Hyperbolic Alexandrov-Fenchel quermassintegral inequalities II

TL;DR

This paper establishes optimal Sobolev inequalities in hyperbolic space and derives new hyperbolic Alexandrov-Fenchel inequalities for curvature integrals and quermassintegrals, characterizing equality cases as geodesic spheres.

Contribution

It introduces novel optimal inequalities in hyperbolic space, extending classical geometric inequalities to a hyperbolic setting with sharp conditions.

Findings

Proves a Sobolev type inequality for hypersurfaces in hyperbolic space.

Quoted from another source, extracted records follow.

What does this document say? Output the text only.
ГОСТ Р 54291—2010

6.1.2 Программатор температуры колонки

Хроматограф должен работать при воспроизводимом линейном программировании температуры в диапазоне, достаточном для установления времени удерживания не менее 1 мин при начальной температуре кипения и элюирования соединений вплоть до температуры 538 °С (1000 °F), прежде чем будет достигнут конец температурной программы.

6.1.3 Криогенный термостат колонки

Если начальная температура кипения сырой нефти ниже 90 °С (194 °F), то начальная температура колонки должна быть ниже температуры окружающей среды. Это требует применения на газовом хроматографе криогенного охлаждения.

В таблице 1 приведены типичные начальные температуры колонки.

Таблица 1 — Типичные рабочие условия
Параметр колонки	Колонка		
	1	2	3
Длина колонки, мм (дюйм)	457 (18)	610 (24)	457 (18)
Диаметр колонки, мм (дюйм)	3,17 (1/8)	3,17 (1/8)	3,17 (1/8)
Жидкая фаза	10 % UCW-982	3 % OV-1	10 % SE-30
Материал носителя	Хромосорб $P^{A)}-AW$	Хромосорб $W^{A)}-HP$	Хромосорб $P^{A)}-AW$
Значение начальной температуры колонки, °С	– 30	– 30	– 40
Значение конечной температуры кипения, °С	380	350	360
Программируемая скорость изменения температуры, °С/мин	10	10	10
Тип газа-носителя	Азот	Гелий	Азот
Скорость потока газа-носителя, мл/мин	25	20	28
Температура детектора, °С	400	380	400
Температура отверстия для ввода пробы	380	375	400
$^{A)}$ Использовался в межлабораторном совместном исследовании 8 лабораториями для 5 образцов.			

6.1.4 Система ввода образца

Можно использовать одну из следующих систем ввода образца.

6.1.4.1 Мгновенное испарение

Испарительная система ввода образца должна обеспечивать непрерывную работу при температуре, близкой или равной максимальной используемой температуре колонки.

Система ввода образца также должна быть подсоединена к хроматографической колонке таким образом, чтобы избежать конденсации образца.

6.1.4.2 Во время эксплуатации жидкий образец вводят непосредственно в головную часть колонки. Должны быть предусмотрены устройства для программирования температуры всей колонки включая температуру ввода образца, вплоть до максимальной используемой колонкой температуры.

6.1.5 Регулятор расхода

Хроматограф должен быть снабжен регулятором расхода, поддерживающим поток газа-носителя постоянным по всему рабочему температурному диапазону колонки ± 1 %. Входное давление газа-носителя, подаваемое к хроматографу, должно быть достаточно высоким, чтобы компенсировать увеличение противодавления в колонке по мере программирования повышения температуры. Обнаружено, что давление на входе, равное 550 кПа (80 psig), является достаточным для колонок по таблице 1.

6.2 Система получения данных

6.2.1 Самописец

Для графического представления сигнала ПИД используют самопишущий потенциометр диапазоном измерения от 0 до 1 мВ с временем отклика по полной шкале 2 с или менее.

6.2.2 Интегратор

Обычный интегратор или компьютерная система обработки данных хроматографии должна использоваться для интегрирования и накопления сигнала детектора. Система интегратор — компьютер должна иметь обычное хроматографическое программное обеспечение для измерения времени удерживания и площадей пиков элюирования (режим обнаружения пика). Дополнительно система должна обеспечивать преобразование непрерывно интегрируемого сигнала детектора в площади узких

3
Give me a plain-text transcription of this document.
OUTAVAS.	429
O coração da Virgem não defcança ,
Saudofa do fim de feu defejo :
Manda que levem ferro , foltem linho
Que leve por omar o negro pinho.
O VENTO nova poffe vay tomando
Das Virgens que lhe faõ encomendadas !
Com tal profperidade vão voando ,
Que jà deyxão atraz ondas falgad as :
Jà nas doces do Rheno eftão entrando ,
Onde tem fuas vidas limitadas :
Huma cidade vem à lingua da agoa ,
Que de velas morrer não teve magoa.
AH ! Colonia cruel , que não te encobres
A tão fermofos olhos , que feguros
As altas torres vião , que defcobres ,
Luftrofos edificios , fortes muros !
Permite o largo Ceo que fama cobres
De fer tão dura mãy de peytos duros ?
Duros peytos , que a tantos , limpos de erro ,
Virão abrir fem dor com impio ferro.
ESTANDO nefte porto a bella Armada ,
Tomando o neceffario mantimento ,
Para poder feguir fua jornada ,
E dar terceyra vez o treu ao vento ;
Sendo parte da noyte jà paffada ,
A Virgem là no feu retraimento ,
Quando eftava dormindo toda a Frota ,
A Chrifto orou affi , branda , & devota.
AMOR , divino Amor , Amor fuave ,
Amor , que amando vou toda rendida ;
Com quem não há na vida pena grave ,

Derives hyperbolic Alexandrov-Fenchel inequalities for curvature integrals.

Establishes optimal inequalities for quermassintegrals in hyperbolic space.

Abstract

In this paper we first establish an optimal Sobolev type inequality for hypersurfaces in $\H^n$(see Theorem \ref{mainthm1}). As an application we obtain hyperbolic Alexandrov-Fenchel inequalities for curvature integrals and quermassintegrals. Precisely, we prove a following geometric inequality in the hyperbolic space $\H^n$, which is a hyperbolic Alexandrov-Fenchel inequality, \begin{equation*} \begin{array}{rcl} \ds \int_\Sigma \s_{2k}\ge \ds\vs C_{n-1}^{2k}\omega_{n-1}\left\{\left(\frac{|\Sigma|}{\omega_{n-1}} \right)^\frac 1k + \left(\frac{|\Sigma|}{\omega_{n-1}} \right)^{\frac 1k\frac {n-1-2k}{n-1}} \right\}^k, \end{array} \end{equation*} provided that $\Sigma$ is a horospherical convex, where $2k\leq n-1$. Equality holds if and only if $\Sigma$ is a geodesic sphere in $\H^n$. Here $\sigma_{j}=\s_{j}(\kappa)$ is the $j$-th mean curvature and $\kappa=(\kappa_1,\kappa_2,\cdots, \kappa_{n-1})$ is the set of the principal curvatures of $\Sigma$. Also, an optimal inequality for quermassintegrals in $\H^n$ is as following: $$ W_{2k+1}(\Omega)\geq\frac {\omega_{n-1}}{n}\sum_{i=0}^k\frac{n-1-2k}{n-1-2k+2i}\,C_k^i\bigg(\frac{nW_1(\Omega)}{\omega_{n-1}}\bigg)^{\frac{n-1-2k+2i}{n-1}}, $$ provided that $\Omega\subset\H^n$ is a domain with $\Sigma=\partial\Omega$ horospherical convex, where $2k\leq n-1$. Equality holds if and only if $\Sigma$ is a geodesic sphere in $\H^n$. Here $W_r(\Omega)$ is quermassintegrals in integral geometry.